Abstract
This study determined the prevalence and risk factors for genital human papillomavirus (HPV) detection among men who deny ever engaging in penetrative sex. A questionnaire was administered to 4123 men from a cohort study of HPV natural history. Genital exfoliated cells were collected and genotyped for 36 HPV types. Eighty-eight men were classified as virgins. Log-binomial regression models identified factors associated with genital HPV detection. The prevalence of any and high-risk HPV types among 88 male virgins was 25.0% and 18.2%, respectively. Age and smoking status were associated with HPV detection. Further studies are needed to better understand the risk for HPV infection among male virgins.
Keywords: human papillomavirus, male, virgins, prevalence, risk factors
Human papillomavirus (HPV) infection, the most common sexually transmitted infection worldwide, is a necessary cause of cervical cancer and is also causally associated with anal, vulvar, vaginal, penile, and oral cancers [1]. Additionally, HPV causes typically nonmalignant clinical lesions, such as genital warts and recurrent respiratory papillomatosis [1].

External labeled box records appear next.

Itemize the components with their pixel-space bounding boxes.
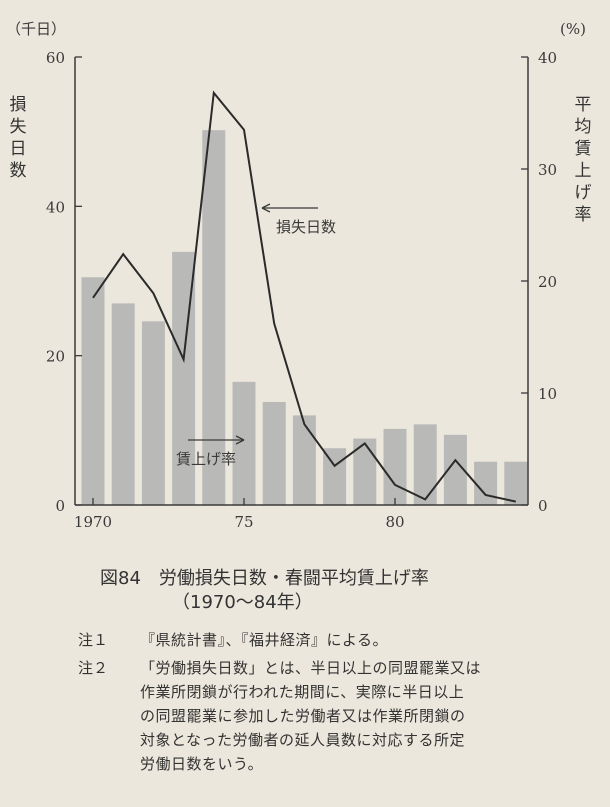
right-tick-label: 10	[538, 385, 557, 403]
right-tick-label: 0	[538, 497, 548, 515]
note-text: 『県統計書』、『福井経済』による。	[140, 628, 388, 652]
bar	[474, 461, 498, 505]
note-label: 注１	[78, 631, 109, 649]
bar	[111, 303, 135, 505]
bar-annotation-arrowhead	[261, 203, 271, 213]
right-tick-label: 30	[538, 161, 557, 179]
note-line: 労働日数をいう。	[140, 755, 264, 773]
note-line: 作業所閉鎖が行われた期間に、実際に半日以上	[140, 683, 465, 701]
bar-annotation-label: 損失日数	[276, 218, 336, 236]
right-axis-title-char: 率	[574, 205, 592, 225]
right-axis-title-char: 賃	[574, 139, 592, 159]
left-tick-label: 0	[55, 497, 65, 515]
line-annotation-arrowhead	[235, 435, 245, 445]
right-axis-title-char: 平	[574, 95, 592, 115]
bar	[443, 434, 467, 505]
wage-rate-line	[92, 90, 517, 503]
note-label: 注２	[78, 659, 109, 677]
notes: 注１ 『県統計書』、『福井経済』による。 注２ 「労働損失日数」とは、半日以上の…	[78, 628, 578, 780]
left-tick-label: 20	[46, 348, 65, 366]
figure-number: 図84	[100, 568, 141, 589]
bar	[262, 401, 286, 505]
left-tick-label: 60	[46, 49, 65, 67]
bar	[81, 277, 105, 505]
bar	[383, 428, 407, 505]
left-axis-title: 損 失 日 数	[8, 94, 28, 182]
bar	[232, 381, 256, 505]
figure-title: 労働損失日数・春闘平均賃上げ率	[158, 568, 429, 589]
note-2: 注２ 「労働損失日数」とは、半日以上の同盟罷業又は 作業所閉鎖が行われた期間に、…	[78, 656, 578, 776]
note-line: 対象となった労働者の延人員数に対応する所定	[140, 731, 466, 749]
right-axis-title-char: 均	[574, 117, 592, 137]
left-axis-title-char: 日	[9, 139, 27, 159]
bar	[202, 130, 226, 505]
note-text: 「労働損失日数」とは、半日以上の同盟罷業又は 作業所閉鎖が行われた期間に、実際に…	[140, 656, 481, 776]
left-axis-title-char: 数	[9, 161, 27, 181]
x-tick-label: 1970	[74, 513, 112, 531]
figure-subtitle: （1970〜84年）	[172, 592, 313, 613]
note-line: 『県統計書』、『福井経済』による。	[140, 631, 389, 649]
right-tick-label: 20	[538, 273, 557, 291]
bar	[141, 321, 165, 505]
figure-caption: 図84 労働損失日数・春闘平均賃上げ率 （1970〜84年）	[100, 567, 580, 615]
line-annotation-label: 賃上げ率	[176, 450, 236, 468]
bar	[292, 415, 316, 505]
right-axis-unit: (%)	[560, 20, 586, 38]
x-tick-label: 75	[234, 513, 253, 531]
right-axis-title-char: げ	[574, 183, 592, 203]
bar	[353, 438, 377, 505]
note-1: 注１ 『県統計書』、『福井経済』による。	[78, 628, 578, 652]
bar	[413, 424, 437, 505]
note-line: 「労働損失日数」とは、半日以上の同盟罷業又は	[140, 659, 482, 677]
note-line: の同盟罷業に参加した労働者又は作業所閉鎖の	[140, 707, 466, 725]
right-tick-label: 40	[538, 49, 557, 67]
left-axis-title-char: 失	[9, 117, 27, 137]
left-axis-title-char: 損	[9, 95, 27, 115]
x-tick-label: 80	[385, 513, 404, 531]
bar	[504, 461, 528, 505]
right-axis-title: 平 均 賃 上 げ 率	[573, 94, 593, 226]
left-axis-unit: （千日）	[6, 20, 66, 38]
bar	[323, 448, 347, 505]
right-axis-title-char: 上	[574, 161, 592, 181]
left-tick-label: 40	[46, 198, 65, 216]
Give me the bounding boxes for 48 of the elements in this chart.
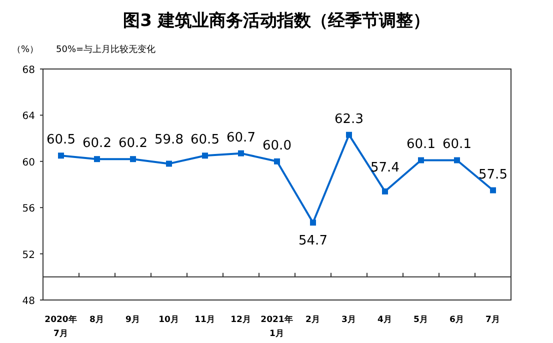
- y-tick-label: 64: [22, 111, 35, 122]
- data-label: 54.7: [298, 234, 328, 249]
- x-tick-label: 2月: [306, 314, 320, 325]
- point: [166, 160, 172, 167]
- x-tick-label: 3月: [342, 314, 356, 325]
- y-axis-title: （%）: [12, 45, 39, 55]
- y-tick-label: 48: [22, 296, 35, 307]
- point: [202, 152, 208, 159]
- point: [490, 187, 496, 194]
- point: [346, 132, 352, 138]
- y-tick-label: 52: [22, 250, 35, 261]
- x-tick-label: 2021年 1月: [260, 314, 294, 339]
- point: [94, 156, 100, 162]
- point: [454, 157, 460, 164]
- data-label: 60.5: [46, 132, 76, 148]
- y-tick-label: 56: [22, 204, 35, 215]
- y-tick-label: 68: [22, 65, 35, 76]
- data-label: 57.5: [478, 167, 508, 182]
- data-label: 62.3: [334, 112, 364, 127]
- y-tick-label: 60: [22, 157, 35, 168]
- point: [274, 158, 280, 164]
- chart-title: 图3 建筑业商务活动指数（经季节调整）: [123, 11, 430, 31]
- point: [418, 157, 424, 164]
- x-tick-label: 8月: [90, 314, 104, 325]
- data-label: 60.7: [226, 130, 256, 146]
- x-tick-label: 11月: [194, 314, 216, 325]
- x-tick-label: 6月: [450, 314, 464, 325]
- data-label: 60.5: [190, 132, 220, 148]
- data-label: 59.8: [154, 132, 184, 148]
- data-label: 57.4: [370, 160, 400, 176]
- point: [238, 150, 244, 156]
- point: [382, 188, 388, 194]
- data-label: 60.2: [118, 136, 148, 152]
- x-tick-label: 12月: [230, 314, 252, 325]
- text: 50%=与上月比较无变化: [56, 44, 156, 55]
- point: [58, 152, 64, 159]
- x-tick-label: 9月: [126, 314, 140, 325]
- x-tick-label: 5月: [414, 314, 428, 325]
- x-tick-label: 4月: [378, 314, 392, 325]
- x-tick-label: 7月: [486, 314, 500, 325]
- x-tick-label: 10月: [158, 314, 180, 325]
- data-label: 60.1: [442, 137, 472, 152]
- point: [130, 156, 136, 162]
- point: [310, 220, 316, 226]
- data-label: 60.1: [406, 137, 436, 152]
- data-label: 60.0: [262, 138, 292, 154]
- data-label: 60.2: [82, 136, 112, 152]
- x-tick-label: 2020年 7月: [44, 314, 78, 339]
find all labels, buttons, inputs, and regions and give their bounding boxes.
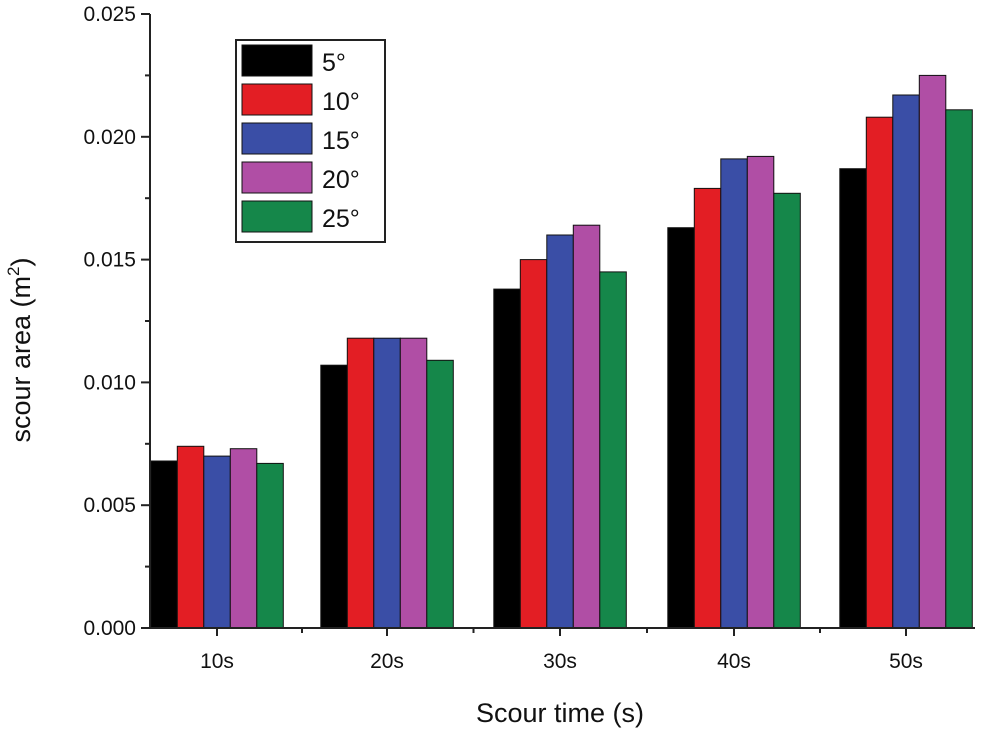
legend: 5° 10° 15° 20° 25° [235,39,386,243]
bar-30s-series-2 [546,234,574,629]
legend-label-1: 10° [322,88,360,116]
y-tick-label: 0.025 [83,3,136,26]
bar-40s-series-2 [720,158,748,629]
bar-40s-series-4 [773,192,801,629]
x-tick-label: 20s [370,650,404,673]
legend-swatch-3 [241,161,313,194]
legend-label-0: 5° [322,49,346,77]
bar-50s-series-4 [945,109,973,629]
bar-20s-series-3 [399,337,428,629]
bar-30s-series-1 [519,259,548,629]
bar-40s-series-3 [746,155,775,629]
y-tick-label: 0.015 [83,249,136,272]
y-axis-title-sup: 2 [4,266,23,275]
bar-10s-series-2 [203,455,231,629]
bar-10s-series-4 [256,462,284,629]
y-axis-ticks: 0.000 0.005 0.010 0.015 0.020 0.025 [83,3,150,640]
bar-50s-series-0 [839,168,867,629]
bar-20s-series-1 [346,337,375,629]
y-axis-title-close: ) [6,257,36,266]
x-tick-label: 40s [717,650,751,673]
bar-10s-series-1 [176,445,205,629]
bar-30s-series-0 [493,288,521,629]
bar-20s-series-0 [320,364,348,629]
legend-label-2: 15° [322,127,360,155]
y-tick-label: 0.020 [83,126,136,149]
bar-20s-series-4 [426,359,454,629]
bar-30s-series-3 [572,224,601,629]
bar-40s-series-0 [667,227,695,629]
y-axis-title: scour area (m2) [4,257,36,442]
x-axis-title: Scour time (s) [476,698,644,728]
y-axis-title-text: scour area (m [6,276,36,443]
bar-50s-series-1 [865,116,894,629]
y-tick-label: 0.005 [83,494,136,517]
bar-10s-series-0 [150,460,178,629]
bar-20s-series-2 [373,337,401,629]
x-tick-label: 30s [543,650,577,673]
legend-swatch-2 [241,122,313,155]
y-tick-label: 0.000 [83,617,136,640]
bar-50s-series-2 [892,94,920,629]
y-tick-label: 0.010 [83,371,136,394]
x-tick-label: 50s [889,650,923,673]
bar-10s-series-3 [229,448,258,629]
legend-swatch-4 [241,200,313,233]
bar-30s-series-4 [599,271,627,629]
legend-label-4: 25° [322,205,360,233]
x-tick-label: 10s [200,650,234,673]
legend-swatch-1 [241,83,313,116]
bar-40s-series-1 [693,187,722,629]
bar-group [150,74,973,629]
x-axis-ticks: 10s 20s 30s 40s 50s [200,628,923,673]
legend-swatch-0 [241,44,313,77]
bar-50s-series-3 [918,74,947,629]
legend-label-3: 20° [322,166,360,194]
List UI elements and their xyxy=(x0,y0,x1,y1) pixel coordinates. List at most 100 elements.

Penetrative sexual intercourse is likely the primary mode of HPV transmission. However, there is a growing body of research suggesting that HPV may be transmitted vertically from mother to infant, by nonpenetrative sex, by nonsexual skin-to-skin contact, and through fomites contaminated by HPV [2]. While a few studies have examined HPV infection among children and female virgins [2], to our knowledge there are almost no data on HPV prevalence among male virgins [3]. Studying HPV in male virgins may help to improve our understanding of HPV transmission. Our objectives were to determine the prevalence of genital HPV infection among male virgins at baseline in a large cohort study of genital HPV among men and to identify risk factors for genital HPV infection among these men.
METHODS
Study Population
From June 2005 to September 2009, healthy men were recruited from Tampa, Florida, São Paulo, Brazil, and Cuernavaca, Mexico, for the prospective HPV Infection in Men study. Details of the study have been described elsewhere [4]. The study population consisted of men who were aged 18–70 years, residents of southern Florida, São Paulo, or Cuernavaca; had no prior diagnosis of penile cancer, anal cancer, or genital warts; had no symptoms of a sexually transmitted infection (STI) or treatment for an STI; had not participated in an HPV vaccine study; and had no history of human immunodeficiency virus (HIV) infection or AIDS. Being sexually active was not an inclusion criterion. All study procedures were approved by human subjects' committees at each study site.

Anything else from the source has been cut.